There are obviously other methods that can be used – this is just one. But now compare it to the following:

declare @qry nvarchar(max);     
with        
table_of_strings (string) as        
(        
select 'This is one string'  union all        
select 'And here is another' union all        
select 'a third...'          union all        
select '...and a fourth'        
)        
select @qry = stuff((select replace(' ' + replace(string,'''',''''''),' ',''' as word union all select ''')        
from table_of_strings        
for xml path('')), 1, 20, '') + ''' as word'        
;     
exec sp_executesql @qry;

declare @qry nvarchar(max);

with

table_of_strings (string) as

(

select 'This is one string' union all

select 'And here is another' union all

select 'a third...' union all

select '...and a fourth'

)

select @qry = stuff((select replace(' ' + replace(string,'''',''''''),' ',''' as word union all select ''')

from table_of_strings

for xml path('')), 1, 20, '') + ''' as word'

;

exec sp_executesql @qry;

Here I’m constructing a query using dynamic SQL to split strings, making a query which performs a UNION ALL of all my queries. And when I look at the cost of a batch that runs both these methods (by asking Management Studio to show me the Plans), I find that the second one is incredibly cheap. In fact, if I turn on statistics io, I can see that there is no I/O at all for the second method, whereas the first requires 12 logical reads – presumably to get at my table of numbers.
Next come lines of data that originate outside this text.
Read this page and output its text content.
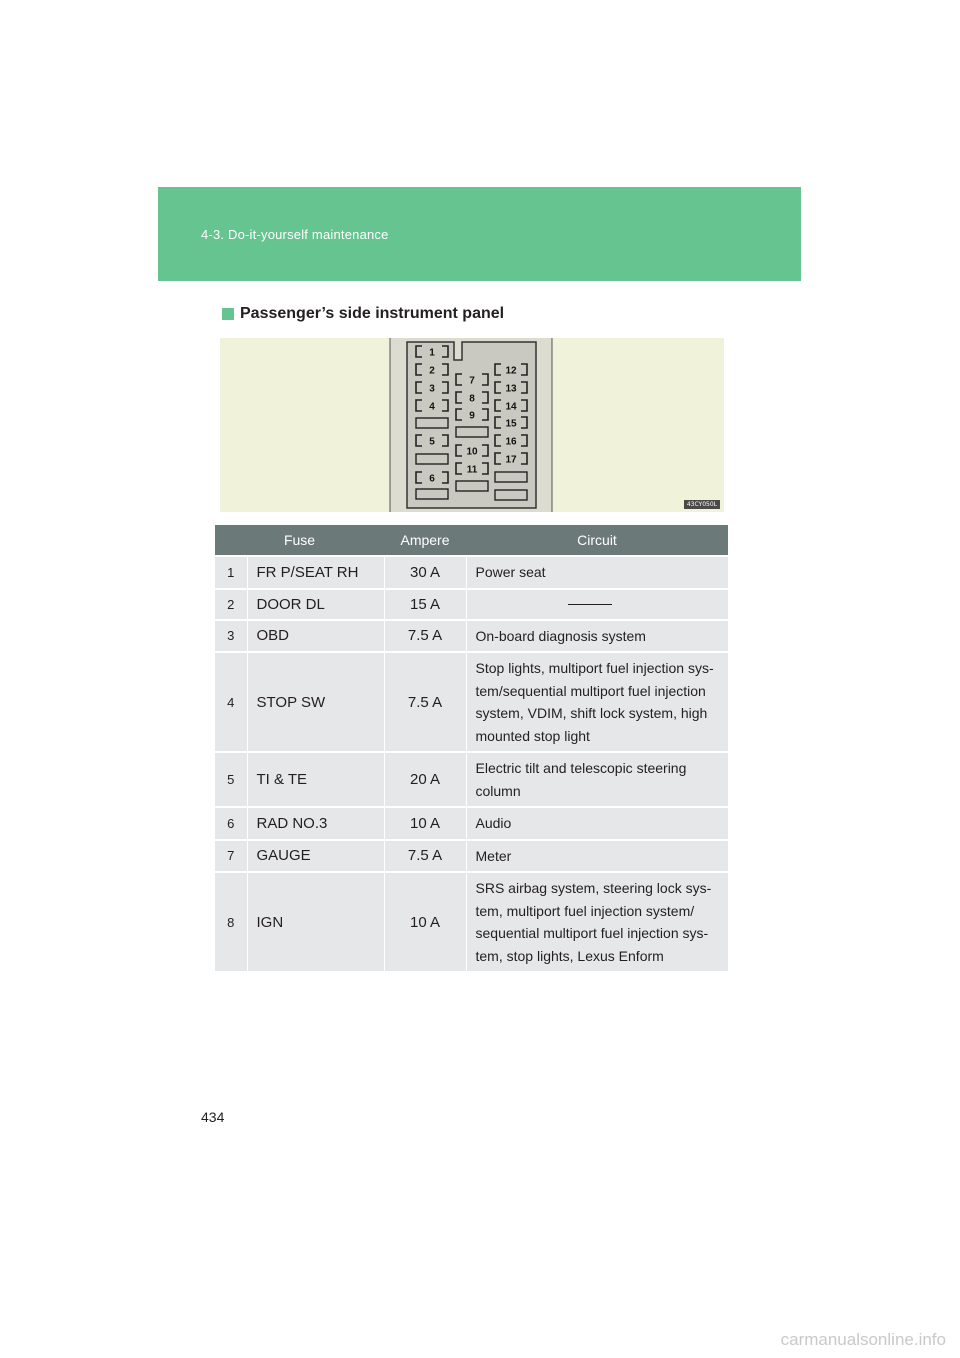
4-3. Do-it-yourself maintenance
Passenger’s side instrument panel
1
2
3
4
5
6
7
8
9
10
11
12
13
14
15
16
17
43CY050L
Fuse		Ampere	Circuit
1	FR P/SEAT RH	30 A	Power seat
2	DOOR DL	15 A	

3	OBD	7.5 A	On-board diagnosis system
4	STOP SW	7.5 A	Stop lights, multiport fuel injection sys-tem/sequential multiport fuel injection system, VDIM, shift lock system, high mounted stop light
5	TI & TE	20 A	Electric tilt and telescopic steering column
6	RAD NO.3	10 A	Audio
7	GAUGE	7.5 A	Meter
8	IGN	10 A	SRS airbag system, steering lock sys-tem, multiport fuel injection system/ sequential multiport fuel injection sys-tem, stop lights, Lexus Enform
434
carmanualsonline.info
Clearly my dynamic SQL method of splitting strings is fantastically fast, and this is completely true. It is fantastic – a thing of fantasy. It’s actually really awful.

You see, as I mentioned earlier, SQL Server isn’t particularly good at string manipulation. So much so that creating this piece of dynamic SQL is very costly, won’t scale, and should never be implemented in a real environment. You can have a look at it to verify what I’m saying, but if you try to do this on a large set of data, you will very quickly find out just how poor it is.

To test it, created a table called table_of_strings (string varchar(1000)) and populated it with those four strings. I then doubled its size ten times using:

insert dbo.table_of_strings        
select * from dbo.table_of_strings         
go 10

insert dbo.table_of_strings

select * from dbo.table_of_strings

go 10

Using the table of numbers to split the strings involved over 12,000 logical reads, but the elapsed time showed 289 milliseconds to provide the 13312 rows of results.

The dynamic SQL method used a total of just 26 logical reads, but took 34 seconds to run on my (old) machine.

I’m not suggesting you ignore the I/O-based cost of execution plans, but you should most definitely consider more than just that – particularly as Solid State storage becomes more and more commonplace.

This Post Has 6 Comments

AaronBertrand March 9, 2010 Reply

Bummer! I was going to do a "Bad habits to kick : ignoring I/O" post for tomorrow, but my ideas were pretty much identical to yours. Kudos.
Rob Farley March 9, 2010 Reply

You should still write it though.
Armando Prato March 9, 2010 Reply

I’d give SET STATISTICS TIME ON a shout out too. I’ve found my own fair share of instances where a query that appears to run acceptably time-wise and I/O wise may be over utilizing CPU.
AaronBertrand March 9, 2010 Reply

Yup, you’re really right. I abandoned my original idea though, and published a more broad "bad habits" type of I/O post.
Mladen Prajdic March 10, 2010 Reply

I’d run profiler to get the correct reads for your second method.
i’ve seen STATS IO get totally screwed up when doing string manipulations.
i have a query where the STATS IO show 30k reads while profiler shows 500k reads.
Rob Farley March 10, 2010 Reply

Yes, I demonstrated that in my sqlbits.com talk, where a Compute Scalar had lots of hidden reads. stats io showed just 2 reads, when there were many in Profiler.
But the problem with this query is the intense CPU needed. There are some hidden I/O costs, but that’s a small impact compared to the CPU.